(no title)
gersh
|
2 years ago
There are about 37 billion tons of CO2 emissions per year. If you could get the price down to $100/ton, you can get the world net zero for $3.7t/year. US GDP is 25 trillion/year. World GPD is about 96.5 trillion. So, it would cost about 3.8% of world GDP per year. World global military is about $2.2t/year, so it would be higher than global military expenditure, but somewhat theoretically possible. If you substantially reduced emissions, it might be feasible to use carbon capture for the rest.
alexey-salmin|2 years ago
That is the price of a ton of coal. Buy it from China BEFORE it gets burned and you have a sensible strategy.
Sucking it back from the atmosphere AFTER burning takes 10x more energy which is complete insanity. "Getting price down" and "when it scales" is an utter misunderstanding of the situation. Scale doesn't defeat the laws of physics.
gersh|2 years ago
rayiner|2 years ago
Dylan16807|2 years ago
And then that money funds more mines to get coal out of the ground faster.
> Sucking it back from the atmosphere AFTER burning takes 10x more energy which is complete insanity.

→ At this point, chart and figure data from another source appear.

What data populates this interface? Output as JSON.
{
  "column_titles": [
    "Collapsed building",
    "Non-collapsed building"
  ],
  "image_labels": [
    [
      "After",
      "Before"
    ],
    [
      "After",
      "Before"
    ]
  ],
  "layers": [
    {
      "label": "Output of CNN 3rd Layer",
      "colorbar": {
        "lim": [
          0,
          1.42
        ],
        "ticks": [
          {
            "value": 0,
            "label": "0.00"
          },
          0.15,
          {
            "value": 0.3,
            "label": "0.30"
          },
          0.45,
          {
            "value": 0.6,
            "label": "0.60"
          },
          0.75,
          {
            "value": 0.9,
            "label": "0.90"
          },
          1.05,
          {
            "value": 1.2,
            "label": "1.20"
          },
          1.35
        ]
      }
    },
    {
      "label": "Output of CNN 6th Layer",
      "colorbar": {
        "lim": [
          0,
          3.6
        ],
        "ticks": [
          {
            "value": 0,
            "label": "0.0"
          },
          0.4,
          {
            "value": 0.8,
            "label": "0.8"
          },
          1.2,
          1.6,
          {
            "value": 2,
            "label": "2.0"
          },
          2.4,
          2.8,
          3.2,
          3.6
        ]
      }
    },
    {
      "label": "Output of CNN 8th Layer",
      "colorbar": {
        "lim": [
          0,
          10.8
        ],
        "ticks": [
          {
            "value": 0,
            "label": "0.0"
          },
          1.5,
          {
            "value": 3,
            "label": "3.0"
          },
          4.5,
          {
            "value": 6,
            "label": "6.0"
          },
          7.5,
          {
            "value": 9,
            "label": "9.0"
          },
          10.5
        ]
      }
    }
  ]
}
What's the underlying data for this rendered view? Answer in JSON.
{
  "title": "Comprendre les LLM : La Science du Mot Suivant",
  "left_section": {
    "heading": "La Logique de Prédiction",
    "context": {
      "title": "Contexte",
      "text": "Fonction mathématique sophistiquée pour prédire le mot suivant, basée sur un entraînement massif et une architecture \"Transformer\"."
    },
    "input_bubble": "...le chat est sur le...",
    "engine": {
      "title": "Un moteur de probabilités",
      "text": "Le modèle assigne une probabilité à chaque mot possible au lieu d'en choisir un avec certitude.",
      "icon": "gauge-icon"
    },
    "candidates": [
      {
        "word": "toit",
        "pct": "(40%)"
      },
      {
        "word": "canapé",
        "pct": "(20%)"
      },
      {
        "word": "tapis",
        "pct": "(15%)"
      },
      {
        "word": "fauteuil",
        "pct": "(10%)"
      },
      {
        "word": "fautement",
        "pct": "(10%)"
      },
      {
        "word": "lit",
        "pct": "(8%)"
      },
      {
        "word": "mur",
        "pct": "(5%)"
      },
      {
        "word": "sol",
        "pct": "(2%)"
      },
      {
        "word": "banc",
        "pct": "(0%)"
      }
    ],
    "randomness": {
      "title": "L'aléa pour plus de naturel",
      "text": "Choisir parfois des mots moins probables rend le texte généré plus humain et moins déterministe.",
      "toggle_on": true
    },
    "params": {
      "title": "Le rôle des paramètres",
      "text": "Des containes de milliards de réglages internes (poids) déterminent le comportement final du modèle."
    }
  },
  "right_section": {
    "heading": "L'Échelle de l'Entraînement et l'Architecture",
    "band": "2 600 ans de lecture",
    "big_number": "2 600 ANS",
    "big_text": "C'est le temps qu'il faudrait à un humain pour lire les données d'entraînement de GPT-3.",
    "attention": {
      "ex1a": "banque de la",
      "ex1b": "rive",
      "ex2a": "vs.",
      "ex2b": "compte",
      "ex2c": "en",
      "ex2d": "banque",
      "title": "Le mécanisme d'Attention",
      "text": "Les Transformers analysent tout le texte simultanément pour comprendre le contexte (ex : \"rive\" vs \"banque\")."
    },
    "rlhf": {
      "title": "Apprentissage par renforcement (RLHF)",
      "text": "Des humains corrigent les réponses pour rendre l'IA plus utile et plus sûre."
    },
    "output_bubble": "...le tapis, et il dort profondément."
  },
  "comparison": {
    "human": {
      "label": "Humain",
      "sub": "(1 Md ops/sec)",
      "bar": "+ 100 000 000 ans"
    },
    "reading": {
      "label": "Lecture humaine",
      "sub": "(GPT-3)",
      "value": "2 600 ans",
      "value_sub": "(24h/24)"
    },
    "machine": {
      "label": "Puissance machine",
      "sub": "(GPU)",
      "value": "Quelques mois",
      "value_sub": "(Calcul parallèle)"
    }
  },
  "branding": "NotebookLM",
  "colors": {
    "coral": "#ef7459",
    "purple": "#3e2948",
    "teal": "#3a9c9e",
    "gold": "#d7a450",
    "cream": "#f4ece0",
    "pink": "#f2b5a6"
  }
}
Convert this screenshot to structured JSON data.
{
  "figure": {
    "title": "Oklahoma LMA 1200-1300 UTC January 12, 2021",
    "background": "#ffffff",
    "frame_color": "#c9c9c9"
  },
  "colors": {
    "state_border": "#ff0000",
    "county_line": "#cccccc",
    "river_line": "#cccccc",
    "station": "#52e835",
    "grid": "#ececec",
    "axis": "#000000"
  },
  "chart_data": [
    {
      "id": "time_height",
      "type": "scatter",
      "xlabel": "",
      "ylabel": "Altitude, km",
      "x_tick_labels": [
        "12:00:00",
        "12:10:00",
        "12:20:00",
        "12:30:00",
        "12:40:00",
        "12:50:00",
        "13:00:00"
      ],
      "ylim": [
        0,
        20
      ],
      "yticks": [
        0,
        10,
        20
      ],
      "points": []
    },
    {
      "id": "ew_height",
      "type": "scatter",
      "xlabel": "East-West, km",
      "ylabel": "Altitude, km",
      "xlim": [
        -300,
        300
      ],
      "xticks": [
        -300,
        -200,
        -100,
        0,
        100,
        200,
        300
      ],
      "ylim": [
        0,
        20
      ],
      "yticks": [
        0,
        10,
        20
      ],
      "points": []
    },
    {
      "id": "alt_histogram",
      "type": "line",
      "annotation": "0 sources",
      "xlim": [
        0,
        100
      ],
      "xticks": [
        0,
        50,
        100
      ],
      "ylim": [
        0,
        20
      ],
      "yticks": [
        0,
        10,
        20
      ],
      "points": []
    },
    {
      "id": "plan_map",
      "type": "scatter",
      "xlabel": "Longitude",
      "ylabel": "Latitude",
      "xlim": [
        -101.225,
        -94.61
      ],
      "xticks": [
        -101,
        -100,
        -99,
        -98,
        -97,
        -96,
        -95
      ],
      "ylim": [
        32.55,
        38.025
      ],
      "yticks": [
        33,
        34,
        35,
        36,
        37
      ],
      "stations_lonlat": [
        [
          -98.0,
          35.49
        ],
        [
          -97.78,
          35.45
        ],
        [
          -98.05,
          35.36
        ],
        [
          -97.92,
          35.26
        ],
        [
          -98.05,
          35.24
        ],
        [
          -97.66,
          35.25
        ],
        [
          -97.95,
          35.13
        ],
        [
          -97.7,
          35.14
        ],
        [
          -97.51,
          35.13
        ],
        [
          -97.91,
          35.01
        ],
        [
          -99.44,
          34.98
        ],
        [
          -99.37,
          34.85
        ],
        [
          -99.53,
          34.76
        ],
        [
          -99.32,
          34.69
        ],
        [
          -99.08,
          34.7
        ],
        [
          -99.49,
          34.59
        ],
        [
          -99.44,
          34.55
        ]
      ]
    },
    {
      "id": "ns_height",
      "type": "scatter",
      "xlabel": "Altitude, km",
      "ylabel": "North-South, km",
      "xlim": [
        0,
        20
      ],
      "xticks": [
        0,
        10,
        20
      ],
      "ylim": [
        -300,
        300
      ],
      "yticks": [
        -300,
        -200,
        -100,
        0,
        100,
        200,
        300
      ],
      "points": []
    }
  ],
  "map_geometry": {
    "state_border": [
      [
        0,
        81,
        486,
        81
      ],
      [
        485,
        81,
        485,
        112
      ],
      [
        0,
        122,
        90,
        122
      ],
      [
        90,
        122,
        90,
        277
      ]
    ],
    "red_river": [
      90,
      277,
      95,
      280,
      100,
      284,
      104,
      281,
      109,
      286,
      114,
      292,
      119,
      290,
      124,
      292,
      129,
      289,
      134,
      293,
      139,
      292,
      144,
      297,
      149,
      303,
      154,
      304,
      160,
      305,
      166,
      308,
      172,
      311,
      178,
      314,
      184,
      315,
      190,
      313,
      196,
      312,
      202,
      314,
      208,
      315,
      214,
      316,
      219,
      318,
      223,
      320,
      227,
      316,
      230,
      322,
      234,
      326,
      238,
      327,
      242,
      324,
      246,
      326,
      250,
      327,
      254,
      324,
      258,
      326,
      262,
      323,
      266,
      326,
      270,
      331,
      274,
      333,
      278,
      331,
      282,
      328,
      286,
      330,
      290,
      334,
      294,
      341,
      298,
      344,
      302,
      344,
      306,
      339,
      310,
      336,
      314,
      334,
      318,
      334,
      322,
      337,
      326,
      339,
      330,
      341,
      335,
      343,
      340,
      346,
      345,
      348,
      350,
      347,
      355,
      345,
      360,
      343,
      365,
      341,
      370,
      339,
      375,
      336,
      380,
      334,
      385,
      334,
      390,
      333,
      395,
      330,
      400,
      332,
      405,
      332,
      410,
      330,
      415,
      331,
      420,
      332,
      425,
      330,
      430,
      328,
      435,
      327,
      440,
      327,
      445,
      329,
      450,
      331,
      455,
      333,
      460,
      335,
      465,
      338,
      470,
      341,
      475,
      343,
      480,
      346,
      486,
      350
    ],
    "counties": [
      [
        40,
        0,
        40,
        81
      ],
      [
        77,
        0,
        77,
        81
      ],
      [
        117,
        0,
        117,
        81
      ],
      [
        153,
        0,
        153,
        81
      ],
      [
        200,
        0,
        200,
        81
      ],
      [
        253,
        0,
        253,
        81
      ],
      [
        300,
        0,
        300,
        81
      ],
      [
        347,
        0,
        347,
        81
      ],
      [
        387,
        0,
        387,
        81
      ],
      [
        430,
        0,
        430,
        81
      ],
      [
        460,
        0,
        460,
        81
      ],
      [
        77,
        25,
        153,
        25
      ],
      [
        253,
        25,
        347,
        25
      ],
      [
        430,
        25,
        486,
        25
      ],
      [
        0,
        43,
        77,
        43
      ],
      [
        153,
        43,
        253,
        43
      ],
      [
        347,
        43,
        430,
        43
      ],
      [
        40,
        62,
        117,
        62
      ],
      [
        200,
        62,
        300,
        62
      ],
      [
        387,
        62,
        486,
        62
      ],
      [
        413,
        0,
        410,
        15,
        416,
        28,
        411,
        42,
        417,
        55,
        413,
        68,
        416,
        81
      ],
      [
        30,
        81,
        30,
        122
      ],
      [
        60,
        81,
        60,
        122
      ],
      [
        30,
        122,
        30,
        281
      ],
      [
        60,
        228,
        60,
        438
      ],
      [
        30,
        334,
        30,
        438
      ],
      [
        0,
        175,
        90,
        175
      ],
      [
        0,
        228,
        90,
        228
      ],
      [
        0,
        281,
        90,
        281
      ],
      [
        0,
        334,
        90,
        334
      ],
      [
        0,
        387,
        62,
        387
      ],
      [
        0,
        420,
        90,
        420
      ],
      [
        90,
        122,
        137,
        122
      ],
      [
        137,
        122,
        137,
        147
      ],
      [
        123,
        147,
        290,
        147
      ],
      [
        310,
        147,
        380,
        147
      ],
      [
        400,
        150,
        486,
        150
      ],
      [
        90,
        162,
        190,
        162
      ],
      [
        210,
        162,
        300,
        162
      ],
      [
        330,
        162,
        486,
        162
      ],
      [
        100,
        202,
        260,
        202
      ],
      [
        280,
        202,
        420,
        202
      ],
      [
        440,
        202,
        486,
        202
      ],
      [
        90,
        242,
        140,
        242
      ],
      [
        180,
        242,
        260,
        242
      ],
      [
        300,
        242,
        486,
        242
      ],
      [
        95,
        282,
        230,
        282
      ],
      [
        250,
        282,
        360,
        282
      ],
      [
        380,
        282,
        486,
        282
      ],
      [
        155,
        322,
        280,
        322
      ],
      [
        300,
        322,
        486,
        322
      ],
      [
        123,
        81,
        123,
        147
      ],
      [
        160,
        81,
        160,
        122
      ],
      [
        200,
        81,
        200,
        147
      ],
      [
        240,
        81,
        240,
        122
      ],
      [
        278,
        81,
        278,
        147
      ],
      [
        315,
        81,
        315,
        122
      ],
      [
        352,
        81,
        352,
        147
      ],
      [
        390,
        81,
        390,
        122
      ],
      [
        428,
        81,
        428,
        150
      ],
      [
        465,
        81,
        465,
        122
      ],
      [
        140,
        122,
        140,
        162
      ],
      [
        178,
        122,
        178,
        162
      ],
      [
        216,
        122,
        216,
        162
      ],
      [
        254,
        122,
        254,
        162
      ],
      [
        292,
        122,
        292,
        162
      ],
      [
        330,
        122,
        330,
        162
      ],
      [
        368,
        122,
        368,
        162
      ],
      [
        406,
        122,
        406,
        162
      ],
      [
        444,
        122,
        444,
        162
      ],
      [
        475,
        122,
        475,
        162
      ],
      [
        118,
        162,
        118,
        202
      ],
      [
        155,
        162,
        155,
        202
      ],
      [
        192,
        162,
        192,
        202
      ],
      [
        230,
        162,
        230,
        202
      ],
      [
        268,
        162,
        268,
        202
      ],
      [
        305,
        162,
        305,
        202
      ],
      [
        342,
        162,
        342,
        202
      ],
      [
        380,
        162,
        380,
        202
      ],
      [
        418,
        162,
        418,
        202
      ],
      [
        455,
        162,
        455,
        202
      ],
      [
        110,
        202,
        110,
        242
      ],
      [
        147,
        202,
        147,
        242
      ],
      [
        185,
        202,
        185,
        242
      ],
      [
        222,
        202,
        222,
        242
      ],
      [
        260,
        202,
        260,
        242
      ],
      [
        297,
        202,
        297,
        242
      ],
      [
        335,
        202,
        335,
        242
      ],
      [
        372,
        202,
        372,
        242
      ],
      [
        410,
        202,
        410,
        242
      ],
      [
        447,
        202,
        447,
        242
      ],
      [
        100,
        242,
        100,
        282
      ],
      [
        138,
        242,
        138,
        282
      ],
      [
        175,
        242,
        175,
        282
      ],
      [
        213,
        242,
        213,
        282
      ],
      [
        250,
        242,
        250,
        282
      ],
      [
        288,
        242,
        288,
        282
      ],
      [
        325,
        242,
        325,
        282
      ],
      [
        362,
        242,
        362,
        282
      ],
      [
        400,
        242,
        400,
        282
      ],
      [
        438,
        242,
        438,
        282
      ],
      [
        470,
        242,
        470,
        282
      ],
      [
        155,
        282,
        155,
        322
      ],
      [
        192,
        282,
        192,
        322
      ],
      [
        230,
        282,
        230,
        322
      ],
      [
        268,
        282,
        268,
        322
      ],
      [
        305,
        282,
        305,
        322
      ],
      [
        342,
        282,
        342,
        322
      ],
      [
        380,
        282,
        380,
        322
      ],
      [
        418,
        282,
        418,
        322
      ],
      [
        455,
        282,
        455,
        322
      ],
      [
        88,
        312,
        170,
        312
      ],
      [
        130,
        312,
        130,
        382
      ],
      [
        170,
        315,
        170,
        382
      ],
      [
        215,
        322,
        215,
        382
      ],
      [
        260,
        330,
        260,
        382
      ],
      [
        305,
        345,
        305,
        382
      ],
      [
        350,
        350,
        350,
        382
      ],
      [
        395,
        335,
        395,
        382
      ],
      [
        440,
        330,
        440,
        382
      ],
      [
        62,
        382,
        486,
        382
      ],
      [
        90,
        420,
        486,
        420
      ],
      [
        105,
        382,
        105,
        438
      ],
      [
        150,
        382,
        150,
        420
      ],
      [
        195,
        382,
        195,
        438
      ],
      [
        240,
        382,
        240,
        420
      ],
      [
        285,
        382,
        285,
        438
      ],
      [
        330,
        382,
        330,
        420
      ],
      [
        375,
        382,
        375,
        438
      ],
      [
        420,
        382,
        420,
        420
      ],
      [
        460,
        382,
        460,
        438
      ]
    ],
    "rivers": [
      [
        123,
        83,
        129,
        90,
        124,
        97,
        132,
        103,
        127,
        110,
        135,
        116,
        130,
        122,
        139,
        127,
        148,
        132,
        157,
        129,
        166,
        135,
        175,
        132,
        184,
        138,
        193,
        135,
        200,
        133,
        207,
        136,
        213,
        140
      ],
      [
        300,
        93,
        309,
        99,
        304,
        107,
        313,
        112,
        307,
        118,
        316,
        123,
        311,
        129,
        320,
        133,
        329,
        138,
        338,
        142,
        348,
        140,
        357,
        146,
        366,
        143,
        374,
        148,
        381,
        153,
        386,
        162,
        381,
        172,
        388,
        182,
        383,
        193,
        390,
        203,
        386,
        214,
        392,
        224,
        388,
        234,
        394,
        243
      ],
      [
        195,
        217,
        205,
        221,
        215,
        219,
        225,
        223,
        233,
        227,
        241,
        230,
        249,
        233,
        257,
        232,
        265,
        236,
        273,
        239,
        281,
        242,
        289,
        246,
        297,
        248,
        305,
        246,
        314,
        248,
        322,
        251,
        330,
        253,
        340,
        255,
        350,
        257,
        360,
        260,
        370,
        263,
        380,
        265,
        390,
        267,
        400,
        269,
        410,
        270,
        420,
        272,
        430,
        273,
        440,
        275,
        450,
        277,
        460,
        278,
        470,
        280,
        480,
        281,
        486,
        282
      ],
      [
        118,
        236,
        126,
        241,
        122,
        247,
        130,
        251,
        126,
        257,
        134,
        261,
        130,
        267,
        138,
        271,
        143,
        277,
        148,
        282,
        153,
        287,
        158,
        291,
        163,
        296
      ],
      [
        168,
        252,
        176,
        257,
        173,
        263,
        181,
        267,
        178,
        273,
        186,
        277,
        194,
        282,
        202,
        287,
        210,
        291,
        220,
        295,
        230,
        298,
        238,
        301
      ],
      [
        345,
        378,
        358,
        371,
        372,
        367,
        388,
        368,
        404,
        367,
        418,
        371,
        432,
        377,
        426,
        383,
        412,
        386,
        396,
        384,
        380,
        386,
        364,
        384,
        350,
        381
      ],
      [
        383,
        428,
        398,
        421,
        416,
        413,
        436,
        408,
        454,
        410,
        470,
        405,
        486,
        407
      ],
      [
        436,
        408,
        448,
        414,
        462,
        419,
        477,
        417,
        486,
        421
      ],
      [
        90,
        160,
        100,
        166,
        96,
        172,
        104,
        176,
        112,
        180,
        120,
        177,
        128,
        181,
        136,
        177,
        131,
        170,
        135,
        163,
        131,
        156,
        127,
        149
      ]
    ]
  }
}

Part of the plan needs to be capture at power plants. Another part of the plan needs to be heavy taxes for releasing CO2. If someone needs the convenience for some use case, let them pay the capture price.
AnthonyMouse|2 years ago
Clearly at least one of these is wrong, because we can't simultaneously have a big surplus and have to reduce consumption, so which one is it?
strken|2 years ago
If e.g. smelters still need to use coal, then an energy surplus doesn't help them. If carbon capture is expensive even with virtually free power due to wages and infrastructure, the capture cost was reflected in the price of steel, and demand for steel is elastic, then we'd both capture more carbon and reduce steel consumption.
hakfoo|2 years ago
Electricity infrastructure used to be defined by the factories that run from (say) 9AM to 5PM. The grid has to be sized mostly for their needs, and baseload power (fossil, atomic, hydro) are sized for it, This is slow and costly to spin up and down. You see this reflected in things like utility "time of use" plans, where they offer you dirt-cheap energy at 2AM if you're willing to pay a penalty at 3PM. They'd love for you to sop up the glut by running a Bitcoin miner or chilling your house to 15C overnight.
Renewables move on a dime by comparison. If we need n GW of power at the peak time of 5PM, depending on the yield factors of local solar/wind/tidal/etc, we may end up with an infrastructure that generates 3n or 5n at other times of day. A lot of thinking has gone to batteries/molten salt/pumped hydro as ways we can store that surplus for later needs, but we can also direct the glut into processes that are energy-intensive and only economically viable in a power-too-cheap-to-meter scenario.
The CO2 scrubbers could be a viable sink for that excess power once we've got enough grid-scale storage.